The Classic Adventure Gaming Podcast

And, the other side to this, is good Adventure Design; if the traps are arbitrary and poorly telegraphed then pixel bitching will result immediately after the first 'hahahaha, gotcha!'.
On this, one of the points of discussion in the podcast that interested me (I can't remember which episode) was respecting trap placement and the use of standard operating procedures. I actually encourage the use of SOPs in certain situations, as opposed to asking for a declaration every time. But I make sure the players know the consequences before they employ them.

In particular, I want to know what everyone in the party is doing when they travel down a hall. Is someone mapping? (Believe it or not I have Leeroy Jenkins players who don't want the party to be slowed down with mapping, and then wonder why they get lost.) Is someone checking for secret doors as they go? Is someone probing ahead with a 10' pole? Is someone on point, and is someone keeping an eye on the rear? Do you have enough characters to cover all those tasks?

I also have hall traps, but I make them automatically detectable if one character is assigned to using a 10' pole (I'm considering having some chance of failure, to balance the choice between risking traps and losing surprise because of all that tapping; I'm not really sure if this is an issue yet). Part of the reason for this is to encourage mapping (see previous paragraph), because (a) that way they know where the traps are when they try to escape (not that Leeroy Jenkins ever runs away :rolleyes:), and (b) I slow down party movement the same amount for pole use as for mapping, i.e. enough to make wandering monster checks meaningful, so if they do one they may as well do the other.
 
The original AD&D books are literary and historical gold. Playing to those rules was wild and weird.
There are some indications (e.g. cancelling of publication agreements with Penguin) that WotC has seen what most of the corporate world has realized --- digital content that "they" can pull the plug on unless your subscribe monthly is the new tenent serfdom. You never get to own anything, just rent.

I wonder how much longer the POD 1e books will be offered. I think WotC wants to eliminate physical copies of D&D---and if they don't today, then they eventually will.
 
Worth noting that Forge of Fury has short stat blocks.
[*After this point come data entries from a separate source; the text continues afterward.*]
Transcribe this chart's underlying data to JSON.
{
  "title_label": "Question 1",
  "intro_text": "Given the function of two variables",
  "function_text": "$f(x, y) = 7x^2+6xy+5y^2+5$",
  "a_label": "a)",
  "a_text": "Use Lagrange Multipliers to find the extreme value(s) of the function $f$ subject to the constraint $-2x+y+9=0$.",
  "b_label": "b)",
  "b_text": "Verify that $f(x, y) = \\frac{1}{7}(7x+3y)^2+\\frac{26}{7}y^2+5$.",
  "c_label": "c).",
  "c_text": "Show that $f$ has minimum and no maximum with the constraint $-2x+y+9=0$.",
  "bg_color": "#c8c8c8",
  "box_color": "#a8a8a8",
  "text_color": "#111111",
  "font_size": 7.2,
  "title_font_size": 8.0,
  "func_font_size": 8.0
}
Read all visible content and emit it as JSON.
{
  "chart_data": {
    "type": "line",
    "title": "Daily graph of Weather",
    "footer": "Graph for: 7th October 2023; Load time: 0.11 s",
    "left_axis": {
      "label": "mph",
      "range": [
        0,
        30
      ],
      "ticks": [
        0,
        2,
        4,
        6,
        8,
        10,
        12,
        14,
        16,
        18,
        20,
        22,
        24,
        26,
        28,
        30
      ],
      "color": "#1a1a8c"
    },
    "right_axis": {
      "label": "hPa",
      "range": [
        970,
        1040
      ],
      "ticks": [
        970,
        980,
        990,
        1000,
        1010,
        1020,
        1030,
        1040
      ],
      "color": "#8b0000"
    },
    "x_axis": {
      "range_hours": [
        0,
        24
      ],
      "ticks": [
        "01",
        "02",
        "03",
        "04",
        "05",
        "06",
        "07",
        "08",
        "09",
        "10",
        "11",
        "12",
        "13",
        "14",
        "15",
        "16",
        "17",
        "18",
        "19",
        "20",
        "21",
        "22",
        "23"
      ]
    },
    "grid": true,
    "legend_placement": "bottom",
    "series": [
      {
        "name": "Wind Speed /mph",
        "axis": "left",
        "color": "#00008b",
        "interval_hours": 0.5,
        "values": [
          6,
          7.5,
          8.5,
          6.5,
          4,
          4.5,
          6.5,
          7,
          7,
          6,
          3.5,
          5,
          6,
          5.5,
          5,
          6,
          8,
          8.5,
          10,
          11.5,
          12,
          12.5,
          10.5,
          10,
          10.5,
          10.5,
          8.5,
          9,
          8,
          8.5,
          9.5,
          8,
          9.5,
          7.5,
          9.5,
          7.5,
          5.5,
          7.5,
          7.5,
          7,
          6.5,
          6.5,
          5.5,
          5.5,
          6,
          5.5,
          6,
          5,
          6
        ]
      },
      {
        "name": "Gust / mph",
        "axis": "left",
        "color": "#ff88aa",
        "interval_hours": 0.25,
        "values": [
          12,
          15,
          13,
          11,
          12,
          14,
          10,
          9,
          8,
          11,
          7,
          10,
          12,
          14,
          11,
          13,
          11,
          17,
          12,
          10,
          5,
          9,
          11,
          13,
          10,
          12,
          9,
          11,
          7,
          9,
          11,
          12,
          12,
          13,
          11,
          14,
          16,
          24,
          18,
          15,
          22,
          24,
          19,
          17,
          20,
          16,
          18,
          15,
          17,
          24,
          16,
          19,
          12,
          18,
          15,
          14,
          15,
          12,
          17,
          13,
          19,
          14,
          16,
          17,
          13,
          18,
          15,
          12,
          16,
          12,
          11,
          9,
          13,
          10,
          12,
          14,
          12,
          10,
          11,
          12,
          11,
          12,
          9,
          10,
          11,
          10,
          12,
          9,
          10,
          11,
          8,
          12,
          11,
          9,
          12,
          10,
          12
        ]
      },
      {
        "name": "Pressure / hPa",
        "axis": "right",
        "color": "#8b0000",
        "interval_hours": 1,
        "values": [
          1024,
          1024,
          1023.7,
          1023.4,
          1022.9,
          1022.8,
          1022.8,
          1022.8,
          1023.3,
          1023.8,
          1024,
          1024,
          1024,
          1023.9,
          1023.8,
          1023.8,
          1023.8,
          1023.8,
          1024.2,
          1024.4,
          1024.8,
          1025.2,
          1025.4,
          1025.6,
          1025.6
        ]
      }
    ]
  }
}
Like "Orcs (2): hp 8, 6; longbow (1d8/x3), greataxe, 1dl0 gp, 4d6 sp," in the main text. There is an appendix with longer stat blocks, but that they are still abbreviated for standard monsters:


Is that just because it is a 3.0 and not a 3.5 product?

No that works for 3.5, I guess they stopped doing that though. I'm personally not a huge fan of monster rosters elsewhere in the product. I can see their utility, particularly if you're running a living dungeon where encounters are not necessarily attached to their room descriptions, but generally, if I'm trying to play the adventure right out of the book, I want the full stats with the description. The first abbreviated stats above are pretty much inline with OS esthetics though.

That second stat block though is in no way abbreviated. Crunch that into a two column format and it's going to form a large block. And, that's just for a simple humanoid with zero special abilities, defences, etc.
To be fair though, I'm looking at some of these 1.5 and 2e blocks, and they get pretty long after 5th-ish level as well. Sorry about the filthy whataboutism folks. Note, I did say 1.5 and not 1. I'm looking at S1-4 here, and things are pretty succinct.
Althoooooooough, I followed that up with a peak at Q1 and monsters with spells occupy huge chunks of page and that old paragraph style is fucking illegible for on-the-fly combat, so...
 
Thanks for the podcast!

I love Robs work on the wilderlands! If only the city state Kickstarter was not exploited

That pdf map with the interactive key is so useful!

Nice to see other bloggers give Rob reviews and signal after that podcast! Shout out to Blackmarsh. This made for a fun sandbox for white box new players!